Did you say \usepackage{tikz} in the preamble? What is the error message?

#### dwsmith

##### Well-known member
First, it should be " >=stealth' ", not " >stealth' ". In fact, options in square brackets are optional here.

Did you say \usepackage{tikz} in the preamble? What is the error message?
Ok thanks. Now I have this message 1.114... or =black!30,decoration = random steps]

---------- Post added at 17:38 ---------- Previous post was at 17:36 ----------

Did you say \usepackage{tikz} in the preamble? What is the error message?
Of course

#### Evgeny.Makarov

##### Well-known member
MHB Math Scholar
1.114... or =black!30,decoration = random steps]
This does not look like a complete error message. I am not sure where 1.114 came from.

Try replacing

Code:
\fill[even odd rule,pattern=north east lines,pattern color=black!30,decoration=random steps]
(1,1.25) -- (1,-1.25) decorate { -- (-.75,-1.25) -- (-.75,1.25) -- cycle}
(.75,0) circle (.25);
with

Code:
\fill[pattern=north east lines]
(1,1.25) -- (1,-1.25) -- (-.75,-1.25) -- (-.75,1.25) -- cycle
(.75,0) circle (.25);
You can also try removing other lines.

Also, I am using PGF/TikZ 2.10. Your version can be generated using the command \pgfversion.

#### dwsmith

##### Well-known member
This does not look like a complete error message. I am not sure where 1.114 came from.

Try replacing

Code:
\fill[even odd rule,pattern=north east lines,pattern color=black!30,decoration=random steps]
(1,1.25) -- (1,-1.25) decorate { -- (-.75,-1.25) -- (-.75,1.25) -- cycle}
(.75,0) circle (.25);
with

Code:
\fill[pattern=north east lines]
(1,1.25) -- (1,-1.25) -- (-.75,-1.25) -- (-.75,1.25) -- cycle
(.75,0) circle (.25);
You can also try removing other lines.

Also, I am using PGF/TikZ 2.10. Your version can be generated using the command \pgfversion.

I fixed it typo.

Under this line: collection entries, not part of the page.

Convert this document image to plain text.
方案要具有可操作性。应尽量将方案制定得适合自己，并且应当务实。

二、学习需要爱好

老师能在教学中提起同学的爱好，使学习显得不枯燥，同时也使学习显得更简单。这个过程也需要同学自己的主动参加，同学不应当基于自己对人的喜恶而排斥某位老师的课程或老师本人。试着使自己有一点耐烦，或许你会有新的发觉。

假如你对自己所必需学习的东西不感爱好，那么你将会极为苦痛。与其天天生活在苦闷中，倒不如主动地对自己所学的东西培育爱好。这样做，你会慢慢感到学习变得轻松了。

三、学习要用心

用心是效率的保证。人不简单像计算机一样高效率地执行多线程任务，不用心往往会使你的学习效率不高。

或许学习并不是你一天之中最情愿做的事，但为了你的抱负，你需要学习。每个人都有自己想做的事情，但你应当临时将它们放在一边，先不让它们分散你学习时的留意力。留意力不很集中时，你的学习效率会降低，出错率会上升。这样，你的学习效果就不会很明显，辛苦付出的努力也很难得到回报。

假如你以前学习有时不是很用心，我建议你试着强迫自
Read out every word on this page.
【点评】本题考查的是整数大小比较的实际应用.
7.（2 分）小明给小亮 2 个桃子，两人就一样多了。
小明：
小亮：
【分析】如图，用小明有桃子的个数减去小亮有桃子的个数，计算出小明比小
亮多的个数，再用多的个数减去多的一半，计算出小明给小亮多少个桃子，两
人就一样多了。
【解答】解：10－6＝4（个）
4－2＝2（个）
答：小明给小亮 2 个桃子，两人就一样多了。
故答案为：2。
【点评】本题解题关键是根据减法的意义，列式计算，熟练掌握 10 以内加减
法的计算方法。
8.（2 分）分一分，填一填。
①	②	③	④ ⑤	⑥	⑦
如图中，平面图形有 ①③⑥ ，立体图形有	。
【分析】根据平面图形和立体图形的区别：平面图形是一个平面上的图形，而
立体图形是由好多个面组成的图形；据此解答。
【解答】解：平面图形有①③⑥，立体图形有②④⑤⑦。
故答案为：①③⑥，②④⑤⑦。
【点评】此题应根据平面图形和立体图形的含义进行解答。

How can I make the circle and line at u=1 dashed?

#### Evgeny.Makarov

##### Well-known member
MHB Math Scholar
I fixed it typo.
You copy-pasted the code instead of typing it, right?

How can I make the circle and line at u=1 dashed?
Use [thick,dashed] instead of just [thick] after \draw.

#### dwsmith

##### Well-known member
I wish I could. At my apt, I can't since my roommate's don't like to pay bills so we have no more internet. I had to read this from my phone.